President Joe Biden said that the rule change enacted under his predecessor Donald Trump will continue through the end of the year. 

CMS says it also implemented numerous strategies during the pandemic to give states more support and flexibility in their operations of Medicaid and CHIP, short for Children’s Health Insurance Program.

“The increase we are seeing is exactly how Medicaid works: the program steps in to support people and their families when times are tough,” CMS Administrator Chiquita Brooks-LaSure said in a statement. “CMS is committed to ensuring our nation’s marginalized communities and low-income families have the coverage they need.”

About half of participants, 38.3 million, were children enrolled in both Medicaid and CHIP, though CHIP enrollment remained relatively stable over the past year, increasing 1.8% from 6.7 million to 6.8 million, as states weren’t mandated to keep their enrollees throughout the pandemic. 

Together, the two programs have a combined enrollment of 80.5 million.

“This report reminds us what a critical program and rock Medicaid continues to be in giving tens of millions of children and adults access to care,” Health and Human Services Secretary Xavier Becerra said in a statement Monday. “This pandemic taught us that now more than ever, we must work to strengthen Medicaid and make it available whenever and wherever it’s needed using the unprecedented investments Congress provided.”

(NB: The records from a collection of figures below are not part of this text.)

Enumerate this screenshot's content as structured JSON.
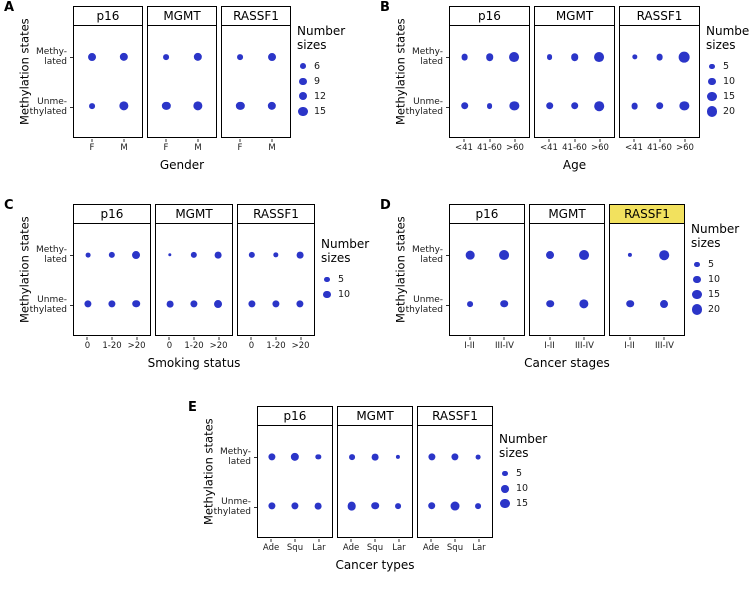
{
  "shared": {
    "ylabel": "Methylation states",
    "y_categories": [
      "Methylated",
      "Unmethylated"
    ],
    "y_tick_labels": [
      [
        "Methy-",
        "lated"
      ],
      [
        "Unme-",
        "thylated"
      ]
    ],
    "legend_title_lines": [
      "Number",
      "sizes"
    ],
    "dot_color": "#2b35c8",
    "highlight_color": "#f2e15e",
    "border_color": "#000000"
  },
  "chart_data": [
    {
      "id": "A",
      "panel_label": "A",
      "type": "bubble",
      "xlabel": "Gender",
      "x_categories": [
        "F",
        "M"
      ],
      "legend_values": [
        6,
        9,
        12,
        15
      ],
      "highlight_facet": "",
      "facets": [
        {
          "name": "p16",
          "values": {
            "Methylated": [
              11,
              12
            ],
            "Unmethylated": [
              6,
              15
            ]
          }
        },
        {
          "name": "MGMT",
          "values": {
            "Methylated": [
              6,
              12
            ],
            "Unmethylated": [
              12,
              15
            ]
          }
        },
        {
          "name": "RASSF1",
          "values": {
            "Methylated": [
              6,
              11
            ],
            "Unmethylated": [
              12,
              12
            ]
          }
        }
      ]
    },
    {
      "id": "B",
      "panel_label": "B",
      "type": "bubble",
      "xlabel": "Age",
      "x_categories": [
        "<41",
        "41-60",
        ">60"
      ],
      "legend_values": [
        5,
        10,
        15,
        20
      ],
      "highlight_facet": "",
      "facets": [
        {
          "name": "p16",
          "values": {
            "Methylated": [
              8,
              10,
              17
            ],
            "Unmethylated": [
              10,
              6,
              15
            ]
          }
        },
        {
          "name": "MGMT",
          "values": {
            "Methylated": [
              6,
              10,
              17
            ],
            "Unmethylated": [
              10,
              10,
              16
            ]
          }
        },
        {
          "name": "RASSF1",
          "values": {
            "Methylated": [
              5,
              8,
              20
            ],
            "Unmethylated": [
              8,
              10,
              15
            ]
          }
        }
      ]
    },
    {
      "id": "C",
      "panel_label": "C",
      "type": "bubble",
      "xlabel": "Smoking status",
      "x_categories": [
        "0",
        "1-20",
        ">20"
      ],
      "legend_values": [
        5,
        10
      ],
      "highlight_facet": "",
      "facets": [
        {
          "name": "p16",
          "values": {
            "Methylated": [
              4,
              7,
              11
            ],
            "Unmethylated": [
              9,
              9,
              10
            ]
          }
        },
        {
          "name": "MGMT",
          "values": {
            "Methylated": [
              2,
              7,
              8
            ],
            "Unmethylated": [
              8,
              9,
              11
            ]
          }
        },
        {
          "name": "RASSF1",
          "values": {
            "Methylated": [
              7,
              5,
              8
            ],
            "Unmethylated": [
              9,
              9,
              9
            ]
          }
        }
      ]
    },
    {
      "id": "D",
      "panel_label": "D",
      "type": "bubble",
      "xlabel": "Cancer stages",
      "x_categories": [
        "I-II",
        "III-IV"
      ],
      "legend_values": [
        5,
        10,
        15,
        20
      ],
      "highlight_facet": "RASSF1",
      "facets": [
        {
          "name": "p16",
          "values": {
            "Methylated": [
              13,
              17
            ],
            "Unmethylated": [
              6,
              10
            ]
          }
        },
        {
          "name": "MGMT",
          "values": {
            "Methylated": [
              11,
              17
            ],
            "Unmethylated": [
              10,
              15
            ]
          }
        },
        {
          "name": "RASSF1",
          "values": {
            "Methylated": [
              3,
              16
            ],
            "Unmethylated": [
              10,
              11
            ]
          }
        }
      ]
    },
    {
      "id": "E",
      "panel_label": "E",
      "type": "bubble",
      "xlabel": "Cancer types",
      "x_categories": [
        "Ade",
        "Squ",
        "Lar"
      ],
      "legend_values": [
        5,
        10,
        15
      ],
      "highlight_facet": "",
      "facets": [
        {
          "name": "p16",
          "values": {
            "Methylated": [
              9,
              12,
              5
            ],
            "Unmethylated": [
              9,
              9,
              8
            ]
          }
        },
        {
          "name": "MGMT",
          "values": {
            "Methylated": [
              6,
              8,
              3
            ],
            "Unmethylated": [
              13,
              10,
              6
            ]
          }
        },
        {
          "name": "RASSF1",
          "values": {
            "Methylated": [
              9,
              9,
              4
            ],
            "Unmethylated": [
              10,
              14,
              6
            ]
          }
        }
      ]
    }
  ]
}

The Biden administration has been working to expand the public insurance program by targeting the 12 states which have refused to accept the expansion of Medicaid eligibility under the Affordable Care Act.  

Democrats are discussing how to aid more than 2 million low-income individuals who live in holdout states in buying health insurance, ranging from legislation allowing cities and counties to bypass state decisions to providing extra incentives for states.